Powyższe, wobec złożenia wyjaśnień przez oskarżonego w sposób rzeczowy i prezentowaniu faktów, pozwoliło na przyjęcie, że brak jest jakichkolwiek podstaw by przyjmować, iż jego wyjaśnienia były nieszczere. Wprawdzie istnieją rozbieżności w wyjaśnieniach oskarżonego (początkowo podał, że spożył dwa półlitrowe piwa, później wskazał, że było to jedno półlitrowe piwo), to jednak prawdziwości co do momentu rozpoczęcia spożywania alkoholu nie wykluczają jednoznacznie materiały zebrane w aktach, a w szczególności opinia biegłych czy zeznania świadków. Konkludując – wyjaśnienia oskarżonego zostały przez Sąd uznane za miarodajny dowód w sprawie i stały się podstawą ustaleń faktycznych.

Z ustaleń tych oskarżyciel publiczny wywiódł, iż J. S. dopuścił się przestępstwa zarzucanego mu aktem oskarżenia. W ocenie Sądu, taki wniosek jest nieuprawniony, albowiem w toku postępowania nie przedstawiono dowodów, które jednoznacznie uprawdopodobniłyby, że J. S. spożył alkohol przed holowaniem pojazdu i prowadził samochód, znajdując się w stanie nietrzeźwości.

W świetle zaprezentowanej oceny materiału dowodowego, Sąd uznał za wiarygodne wyjaśnienia oskarżonego odnośnie tego, iż nie przyznaje się on do popełnienia zarzucanego mu czynu oraz te, które zostały przez niego złożone podczas rozprawy głównej w dniu 7 lutego 2017 roku. Sąd doszedł w tym zakresie do przekonania, że prezentowana przez oskarżonego argumentacja, podawana w czasie w/w rozprawy głównej, jest spójna. Ponadto nie ma jednoznacznych dowodów, które wskazywałyby, że oskarżony kierował samochodem osobowym marki V. (...) o nr rejestracyjnym (...) znajdując się w stanie nietrzeźwości.

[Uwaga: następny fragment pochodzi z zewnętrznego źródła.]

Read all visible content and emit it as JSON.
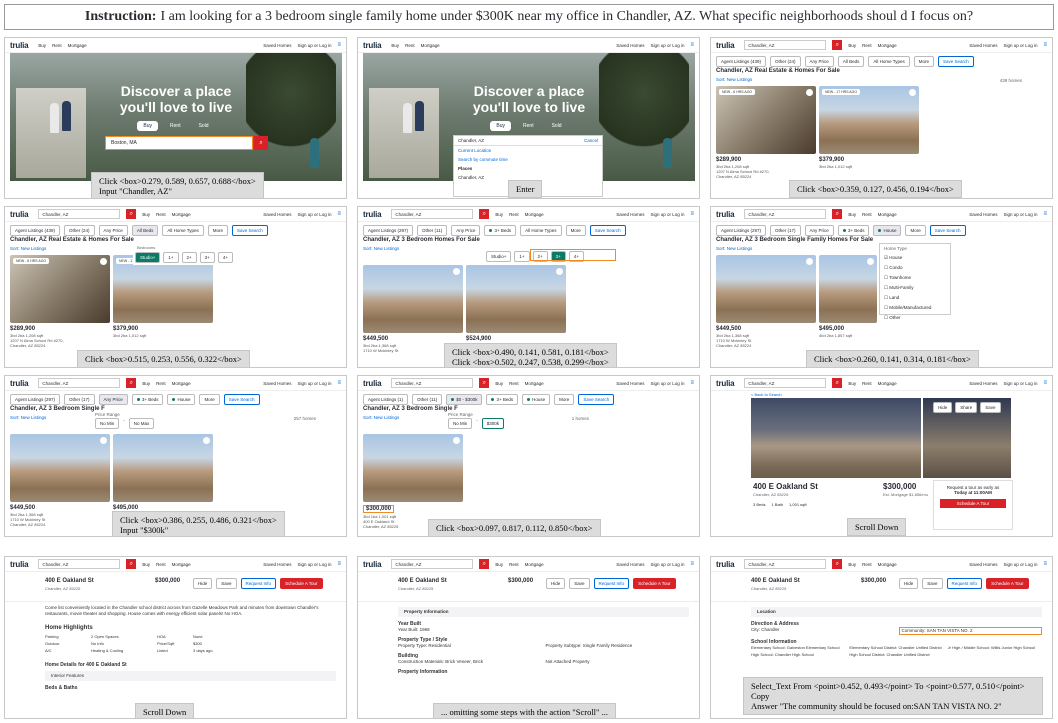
{
  "instruction": {
    "label": "Instruction:",
    "text": "I am looking for a 3 bedroom single family home under $300K near my office in Chandler, AZ. What specific neighborhoods shoul d I focus on?"
  },
  "nav": {
    "logo": "trulia",
    "buy": "Buy",
    "rent": "Rent",
    "mortgage": "Mortgage",
    "saved_homes": "Saved Homes",
    "saved_searches": "Saved Searches",
    "signup": "Sign up or Log in",
    "location": "Chandler, AZ"
  },
  "hero": {
    "headline_1": "Discover a place",
    "headline_2": "you'll love to live",
    "tab_buy": "Buy",
    "tab_rent": "Rent",
    "tab_sold": "Sold",
    "search_value": "Boston, MA",
    "search_value_2": "Chandler, AZ",
    "cancel": "Cancel",
    "current_location": "Current Location",
    "commute": "Search by commute time",
    "places": "Places",
    "place_1": "Chandler, AZ"
  },
  "filters": {
    "agent": "Agent Listings (439)",
    "agent2": "Agent Listings (297)",
    "agent3": "Agent Listings (1)",
    "other": "Other (24)",
    "other2": "Other (17)",
    "other3": "Other (11)",
    "any_price": "Any Price",
    "all_beds": "All Beds",
    "beds3": "3+ Beds",
    "all_types": "All Home Types",
    "house": "House",
    "more": "More",
    "save": "Save Search",
    "price300": "$0 - $300k",
    "bedrooms": "Bedrooms",
    "studio": "Studio+",
    "b1": "1+",
    "b2": "2+",
    "b3": "3+",
    "b4": "4+",
    "price_range": "Price Range",
    "no_min": "No Min",
    "no_max": "No Max",
    "max300": "$300k",
    "home_type": "Home Type"
  },
  "home_types": [
    "House",
    "Condo",
    "Townhome",
    "Multi-Family",
    "Land",
    "Mobile/Manufactured",
    "Other"
  ],
  "results": {
    "title_1": "Chandler, AZ Real Estate & Homes For Sale",
    "title_2": "Chandler, AZ 3 Bedroom Homes For Sale",
    "title_3": "Chandler, AZ 3 Bedroom Single Family Homes For Sale",
    "title_4": "Chandler, AZ 3 Bedroom Single F",
    "sort": "Sort: New Listings",
    "count_1": "439 homes",
    "count_2": "257 homes",
    "count_3": "1 homes"
  },
  "listings": [
    {
      "price": "$289,900",
      "meta": "3bd 2ba 1,208 sqft",
      "addr": "1207 N Alma School Rd #270,",
      "city": "Chandler, AZ 85224",
      "tag": "NEW - 6 HRS AGO"
    },
    {
      "price": "$379,900",
      "meta": "3bd 2ba 1,012 sqft",
      "tag": "NEW - 17 HRS AGO"
    },
    {
      "price": "$449,500",
      "meta": "3bd 2ba 1,368 sqft",
      "addr": "1710 W Mckinley St",
      "city": "Chandler, AZ 85224"
    },
    {
      "price": "$524,900"
    },
    {
      "price": "$495,000",
      "meta": "4bd 2ba 1,857 sqft"
    },
    {
      "price": "$300,000",
      "meta": "3bd 1ba 1,001 sqft",
      "addr": "400 E Oakland St",
      "city": "Chandler, AZ 85225"
    }
  ],
  "detail": {
    "address": "400 E Oakland St",
    "city": "Chandler, AZ 85225",
    "price": "$300,000",
    "est": "Est. Mortgage $1,856/mo",
    "beds": "3 Beds",
    "baths": "1 Bath",
    "sqft": "1,001 sqft",
    "hide": "Hide",
    "share": "Share",
    "save": "Save",
    "request": "Request Info",
    "tour": "Schedule A Tour",
    "tour_q": "Request a tour as early as",
    "tour_t": "Today at 11:00AM",
    "back": "< Back to Search",
    "desc": "Come list conveniently located in the Chandler school district across from Gazelle Meadows Park and minutes from downtown Chandler's restaurants, movie theater and shopping. House comes with energy efficient solar panels! No HOA.",
    "highlights": "Home Highlights",
    "details_title": "Home Details for 400 E Oakland St",
    "interior": "Interior Features",
    "beds_baths": "Beds & Baths",
    "parking": "Parking",
    "parking_v": "2 Open Spaces",
    "outdoor": "Outdoor",
    "outdoor_v": "No Info",
    "ac": "A/C",
    "ac_v": "Heating & Cooling",
    "hoa": "HOA",
    "hoa_v": "None",
    "ppsf": "Price/Sqft",
    "ppsf_v": "$300",
    "listed": "Listed",
    "listed_v": "3 days ago",
    "prop_info": "Property Information",
    "year_built_h": "Year Built",
    "year_built": "Year Built: 1968",
    "prop_type_h": "Property Type / Style",
    "prop_type": "Property Type: Residential",
    "subtype": "Property Subtype: Single Family Residence",
    "building": "Building",
    "materials": "Construction Materials: Brick Veneer, Brick",
    "attached": "Not Attached Property",
    "prop_info2": "Property Information",
    "location": "Location",
    "dir_addr": "Direction & Address",
    "city_line": "City: Chandler",
    "community": "Community: SAN TAN VISTA NO. 2",
    "school_info": "School Information",
    "school_1": "Elementary School: Galveston Elementary School",
    "school_2": "Elementary School District: Chandler Unified District",
    "school_3": "Jr High / Middle School: Willis Junior High School",
    "school_4": "High School: Chandler High School",
    "school_5": "High School District: Chandler Unified District"
  },
  "captions": {
    "c1a": "Click <box>0.279, 0.589, 0.657, 0.688</box>",
    "c1b": "Input \"Chandler, AZ\"",
    "c2": "Enter",
    "c3": "Click <box>0.359, 0.127, 0.456, 0.194</box>",
    "c4": "Click <box>0.515, 0.253, 0.556, 0.322</box>",
    "c5a": "Click <box>0.490, 0.141, 0.581, 0.181</box>",
    "c5b": "Click <box>0.502, 0.247, 0.538, 0.299</box>",
    "c6": "Click <box>0.260, 0.141, 0.314, 0.181</box>",
    "c7a": "Click <box>0.386, 0.255, 0.486, 0.321</box>",
    "c7b": "Input \"$300k\"",
    "c8": "Click <box>0.097, 0.817, 0.112, 0.850</box>",
    "c9": "Scroll Down",
    "c10": "Scroll Down",
    "c11": "... omitting some steps with the action \"Scroll\" ...",
    "c12a": "Select_Text From <point>0.452, 0.493</point> To <point>0.577, 0.510</point>",
    "c12b": "Copy",
    "c12c": "Answer \"The community should be focused on:SAN TAN VISTA NO. 2\""
  }
}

W postępowaniu karnym przypisanie oskarżonemu odpowiedzialności za popełnienie przestępstwa musi być poparte dowodami. W braku odpowiednich dowodów, oskarżonego należy uniewinnić, co też Sąd orzekający w niniejszej sprawie uczynił.

Na mocy art. 626 § 1 k.p.k., art. 632 pkt 2 k.p.k. wobec uniewinnienia oskarżonego Sąd obciążył kosztami postępowania Skarb Państwa.

Zarządzenia:

1)  odnotować w rep. K i kontrolce uzasadnień;

2)  odpis wyroku z uzasadnieniem doręczyć zgodnie z wnioskiem Prokuraturze Rejonowej w Pruszczu Gdańskim;

3)  przedłożyć za 14 dni lub do uprawomocnienia.